# What colour horse is this?



## FalineDear (Nov 17, 2012)

He's a Kentucky Saddle Horse gelding, and he's got no dorsal stripe. 
Friday Oct. 20 022 | Flickr - Photo Sharing!
I've heard champagne, palomino and buckskin.


----------



## Nightside (Nov 11, 2012)

It's hard for me to see on my phone but champagnes have pink skin with dark freckles. 
_Posted via Mobile Device_


----------



## Spotted (Sep 19, 2012)

I will guess dun. maybe with something else


----------



## MangoRoX87 (Oct 19, 2009)

He doesn't have leg stripes or dorsal so no on dun.

I'm voting champagne


----------



## Chiilaa (Aug 12, 2010)

Buckskin, maybe with silver but not sure of that part.


----------



## Nine (May 25, 2008)

I'd call it a buckskin.


----------



## BarrelRacingLvr (Feb 26, 2012)

I'm on the Champagne wagon as well....


----------



## Spotted (Sep 19, 2012)

Sorry I should read better ha ha. maybe a buttermilk buckskin


----------



## verona1016 (Jul 3, 2011)

What color are her eyes? Does she have any freckles around her muzzle? I'd guess buckskin from that photo, but I wouldn't rule out amber champagne, either


----------



## FalineDear (Nov 17, 2012)

His eyes are a yellow-ish green.
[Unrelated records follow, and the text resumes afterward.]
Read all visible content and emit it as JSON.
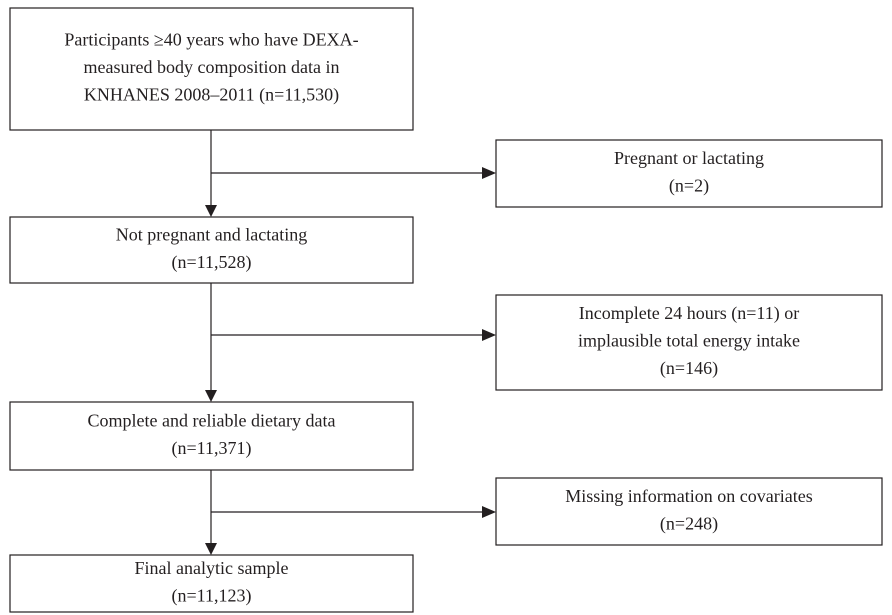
{
  "nodes": [
    {
      "lines": [
        "Participants ≥40 years who have DEXA-",
        "measured body composition data in",
        "KNHANES 2008–2011 (n=11,530)"
      ]
    },
    {
      "lines": [
        "Pregnant or lactating",
        "(n=2)"
      ]
    },
    {
      "lines": [
        "Not pregnant and lactating",
        "(n=11,528)"
      ]
    },
    {
      "lines": [
        "Incomplete 24 hours (n=11) or",
        "implausible total energy intake",
        "(n=146)"
      ]
    },
    {
      "lines": [
        "Complete and reliable dietary data",
        "(n=11,371)"
      ]
    },
    {
      "lines": [
        "Missing information on covariates",
        "(n=248)"
      ]
    },
    {
      "lines": [
        "Final analytic sample",
        "(n=11,123)"
      ]
    }
  ]
}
No black spots around his muzzle.


----------



## MangoRoX87 (Oct 19, 2009)

Green eyes gave it away....champagne.
_Posted via Mobile Device_


----------



## Cowboy Ringo (Sep 17, 2012)

Champagne.

I love KY saddle horses, even have one my self.
As stated above the green eyes are a dead give away.


----------



## SunnyMeadeFarm (Sep 3, 2012)

*EDIT:* I just saw the part abou his eyes, no doubt he's a champagne, I thought he was a buckskin at first. 
Here's a great link: http://www.ichregistry.com/identification.htm


----------



## cowgirl4753 (Aug 3, 2012)

Vote for amber champagne especially if his eyes are the colour you say!
_Posted via Mobile Device_


----------